Interesting read on AI: Succor borne every minute

This post on the blog of the American Federal Trade Commission is bang on in discussing AI, IMHO. Do have a full read, but just a couple of insights:

  • Don’t misrepresent what these services are or can do. Your therapy bots aren’t licensed psychologists, your AI girlfriends are neither girls nor friends, your griefbots have no soul, and your AI copilots are not gods. We’ve warned companies about making false or unsubstantiated claims about AI or algorithms. And we’ve followed up with action, including recent cases against WealthPressDK AutomationAutomators AI, and CRI Genetics. We’ve also repeatedly advised companies – with reference to past cases – not to use automated tools to mislead people about what they’re seeing, hearing, or reading.
  • Don’t offer these services without adequately mitigating risks of harmful output. It’s a deliberate design choice to offer bots and avatars that perform as if human. We’ve discussed how that choice has inherent risks in terms of manipulation and inducing consumers, even if inadvertently, to make harmful choices. The risks may be greater for certain audiences, such as children. And we’ve warned AI companies repeatedly to assess and mitigate risks of reasonably foreseeable harm before and after deploying their tools.

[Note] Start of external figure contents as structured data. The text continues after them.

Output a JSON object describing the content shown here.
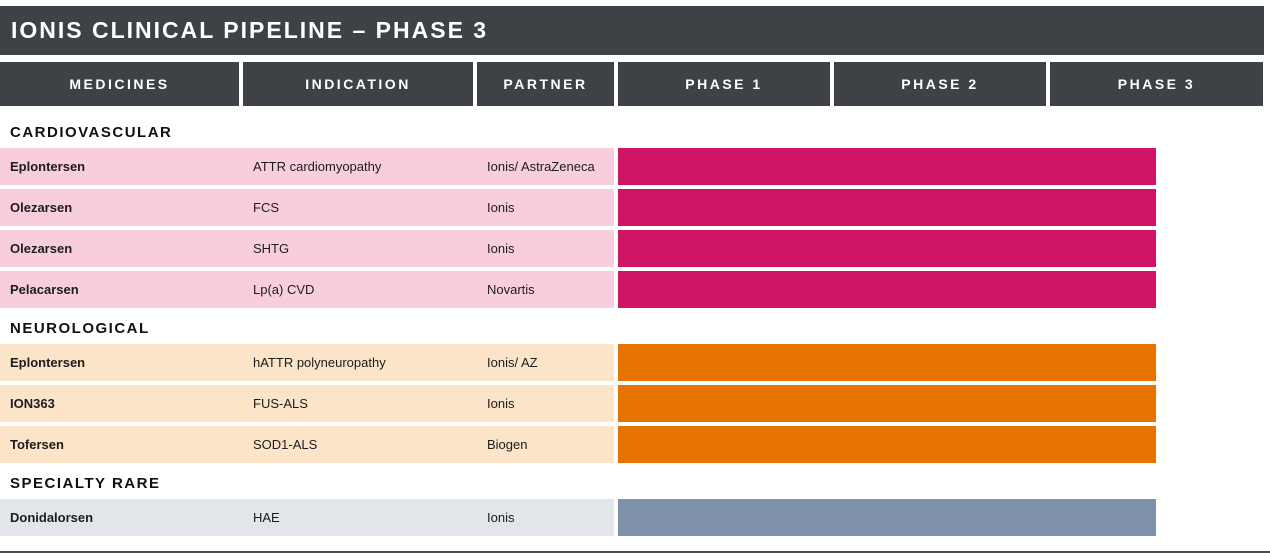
{
  "title": "IONIS CLINICAL PIPELINE – PHASE 3",
  "columns": [
    {
      "label": "MEDICINES"
    },
    {
      "label": "INDICATION"
    },
    {
      "label": "PARTNER"
    },
    {
      "label": "PHASE 1"
    },
    {
      "label": "PHASE 2"
    },
    {
      "label": "PHASE 3"
    }
  ],
  "colors": {
    "header_charcoal": "#3e4145",
    "cardio_row_bg": "#f8cede",
    "cardio_bar": "#ce1465",
    "neuro_row_bg": "#fce4c8",
    "neuro_bar": "#e67200",
    "rare_row_bg": "#e2e5e9",
    "rare_bar": "#7e91ab"
  },
  "sections": [
    {
      "name": "CARDIOVASCULAR",
      "row_bg": "#f8cede",
      "bar_color": "#ce1465",
      "rows": [
        {
          "medicine": "Eplontersen",
          "indication": "ATTR cardiomyopathy",
          "partner": "Ionis/ AstraZeneca"
        },
        {
          "medicine": "Olezarsen",
          "indication": "FCS",
          "partner": "Ionis"
        },
        {
          "medicine": "Olezarsen",
          "indication": "SHTG",
          "partner": "Ionis"
        },
        {
          "medicine": "Pelacarsen",
          "indication": "Lp(a) CVD",
          "partner": "Novartis"
        }
      ]
    },
    {
      "name": "NEUROLOGICAL",
      "row_bg": "#fce4c8",
      "bar_color": "#e67200",
      "rows": [
        {
          "medicine": "Eplontersen",
          "indication": "hATTR polyneuropathy",
          "partner": "Ionis/ AZ"
        },
        {
          "medicine": "ION363",
          "indication": "FUS-ALS",
          "partner": "Ionis"
        },
        {
          "medicine": "Tofersen",
          "indication": "SOD1-ALS",
          "partner": "Biogen"
        }
      ]
    },
    {
      "name": "SPECIALTY RARE",
      "row_bg": "#e2e5e9",
      "bar_color": "#7e91ab",
      "rows": [
        {
          "medicine": "Donidalorsen",
          "indication": "HAE",
          "partner": "Ionis"
        }
      ]
    }
  ],
  "chart_data": {
    "type": "bar",
    "orientation": "horizontal",
    "title": "IONIS CLINICAL PIPELINE – PHASE 3",
    "phase_axis": [
      "PHASE 1",
      "PHASE 2",
      "PHASE 3"
    ],
    "xlim": [
      0,
      3
    ],
    "grid": false,
    "legend": "none",
    "bars": [
      {
        "group": "CARDIOVASCULAR",
        "label": "Eplontersen",
        "indication": "ATTR cardiomyopathy",
        "partner": "Ionis/ AstraZeneca",
        "start": 0,
        "end": 2.5,
        "color": "#ce1465"
      },
      {
        "group": "CARDIOVASCULAR",
        "label": "Olezarsen",
        "indication": "FCS",
        "partner": "Ionis",
        "start": 0,
        "end": 2.5,
        "color": "#ce1465"
      },
      {
        "group": "CARDIOVASCULAR",
        "label": "Olezarsen",
        "indication": "SHTG",
        "partner": "Ionis",
        "start": 0,
        "end": 2.5,
        "color": "#ce1465"
      },
      {
        "group": "CARDIOVASCULAR",
        "label": "Pelacarsen",
        "indication": "Lp(a) CVD",
        "partner": "Novartis",
        "start": 0,
        "end": 2.5,
        "color": "#ce1465"
      },
      {
        "group": "NEUROLOGICAL",
        "label": "Eplontersen",
        "indication": "hATTR polyneuropathy",
        "partner": "Ionis/ AZ",
        "start": 0,
        "end": 2.5,
        "color": "#e67200"
      },
      {
        "group": "NEUROLOGICAL",
        "label": "ION363",
        "indication": "FUS-ALS",
        "partner": "Ionis",
        "start": 0,
        "end": 2.5,
        "color": "#e67200"
      },
      {
        "group": "NEUROLOGICAL",
        "label": "Tofersen",
        "indication": "SOD1-ALS",
        "partner": "Biogen",
        "start": 0,
        "end": 2.5,
        "color": "#e67200"
      },
      {
        "group": "SPECIALTY RARE",
        "label": "Donidalorsen",
        "indication": "HAE",
        "partner": "Ionis",
        "start": 0,
        "end": 2.5,
        "color": "#7e91ab"
      }
    ]
  }
}
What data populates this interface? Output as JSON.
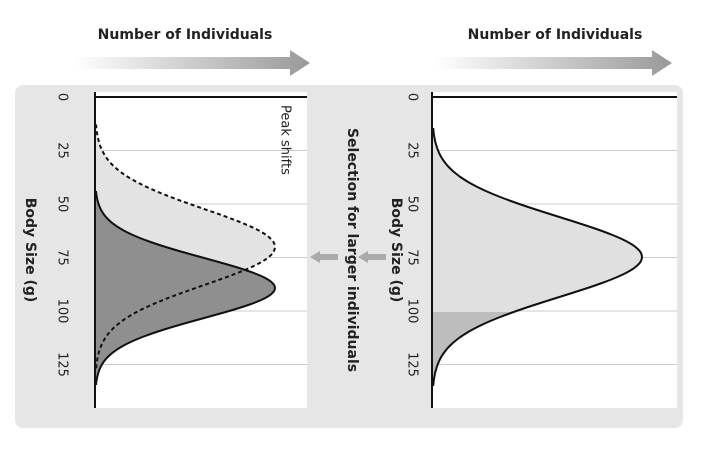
{
  "left_panel": {
    "header": "Number of Individuals",
    "axis_label": "Body Size (g)",
    "ticks": [
      0,
      25,
      50,
      75,
      100,
      125
    ],
    "annotation": "Peak shifts"
  },
  "right_panel": {
    "header": "Number of Individuals",
    "axis_label": "Body Size (g)",
    "ticks": [
      0,
      25,
      50,
      75,
      100,
      125
    ]
  },
  "middle_label": "Selection for larger individuals"
}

Our recent case against Rite Aid for its unfair use of facial recognition technology is an instructive case in point.
  • Don’t insert ads into a chat interface without clarifying that it’s paid content. More and more advertising will likely creep into the output that consumers get when interacting with various generative AI services. It will be tempting for firms offering simulated humans for companionship and the like to do the same, especially given the ability to target ads based on what these services gather or glean about their users. We’ve explained that any generative AI output should distinguish clearly between what is organic and what is paid. The Commission has also explored the wider problem of blurred digital advertising to children, advising marketers to steer clear of it altogether.

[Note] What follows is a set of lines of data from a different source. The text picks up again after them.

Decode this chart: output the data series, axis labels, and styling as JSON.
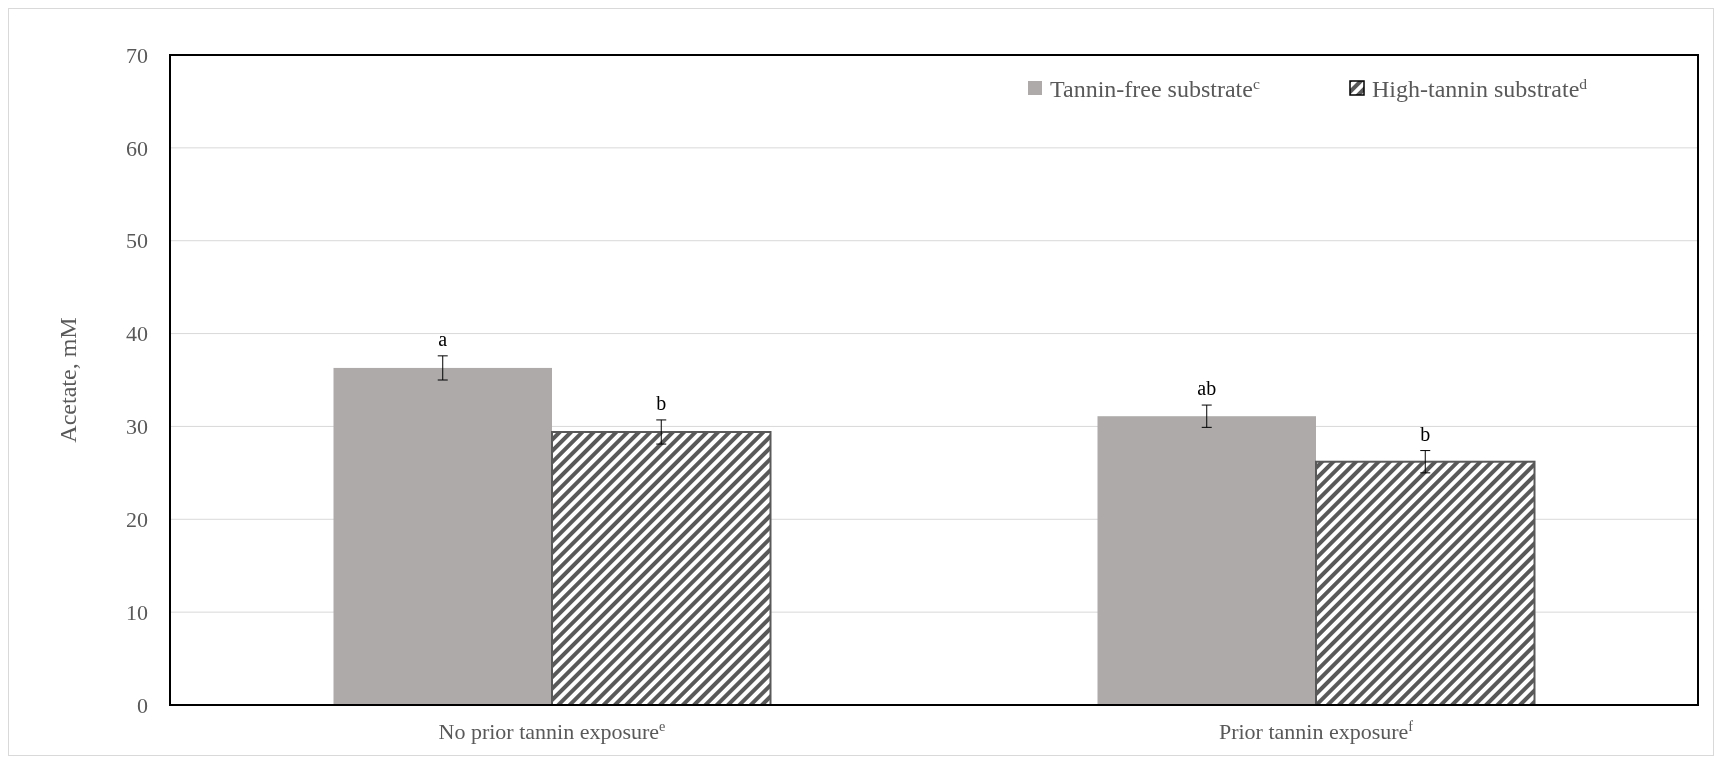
{
  "chart_data": {
    "type": "bar",
    "ylabel": "Acetate, mM",
    "categories": [
      "No prior tannin exposure$^{e}$",
      "Prior tannin exposure$^{f}$"
    ],
    "series": [
      {
        "name": "Tannin-free substrate$^{c}$",
        "color": "#aeaaaa",
        "values": [
          36.3,
          31.1
        ],
        "errors": [
          1.3,
          1.2
        ],
        "value_labels": [
          "a",
          "ab"
        ]
      },
      {
        "name": "High-tannin substrate$^{d}$",
        "color": "#595959",
        "values": [
          29.4,
          26.2
        ],
        "errors": [
          1.3,
          1.2
        ],
        "value_labels": [
          "b",
          "b"
        ]
      }
    ],
    "ylim": [
      0,
      70
    ],
    "yticks": [
      0,
      10,
      20,
      30,
      40,
      50,
      60,
      70
    ],
    "grid": "y",
    "legend": "top right"
  }
}
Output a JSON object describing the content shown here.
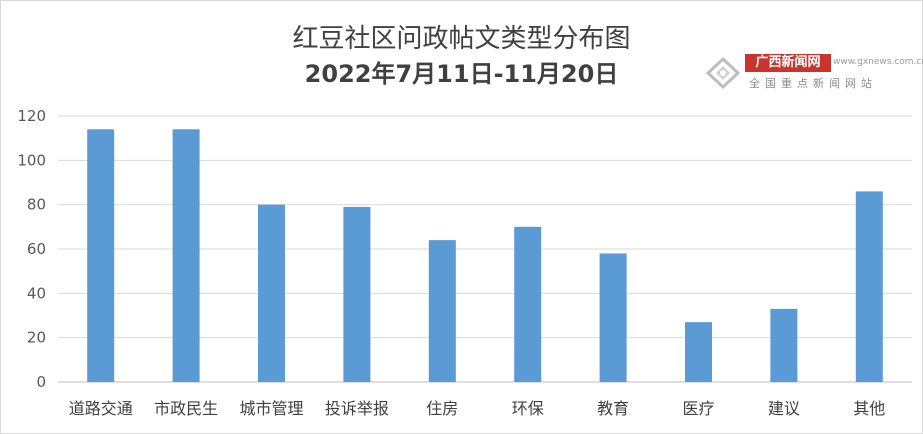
{
  "chart_data": {
    "type": "bar",
    "title": "红豆社区问政帖文类型分布图",
    "subtitle": "2022年7月11日-11月20日",
    "categories": [
      "道路交通",
      "市政民生",
      "城市管理",
      "投诉举报",
      "住房",
      "环保",
      "教育",
      "医疗",
      "建议",
      "其他"
    ],
    "values": [
      114,
      114,
      80,
      79,
      64,
      70,
      58,
      27,
      33,
      86
    ],
    "ylim": [
      0,
      120
    ],
    "yticks": [
      0,
      20,
      40,
      60,
      80,
      100,
      120
    ],
    "grid": true,
    "bar_color": "#5b9bd5",
    "xlabel": "",
    "ylabel": ""
  },
  "watermark": {
    "name": "广西新闻网",
    "url": "www.gxnews.com.cn",
    "subtitle": "全国重点新闻网站",
    "color": "#c9342e"
  }
}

  • Don’t use consumer relationships with avatars and bots for commercial manipulation. A company offering an anthropomorphic service also shouldn’t manipulate people via the attachments formed with that service, such as by inducing people to pay for more services or steering them to affiliated businesses. That notion applies equally to how such a service is designed to react if people try to cancel their subscription. Consistent with the FTC’s rulemaking proposal to make it easier for people to “click to cancel” subscriptions, a bot shouldn’t plead, like Hal 9000 in 2001: A Space Odyssey, not to be turned off.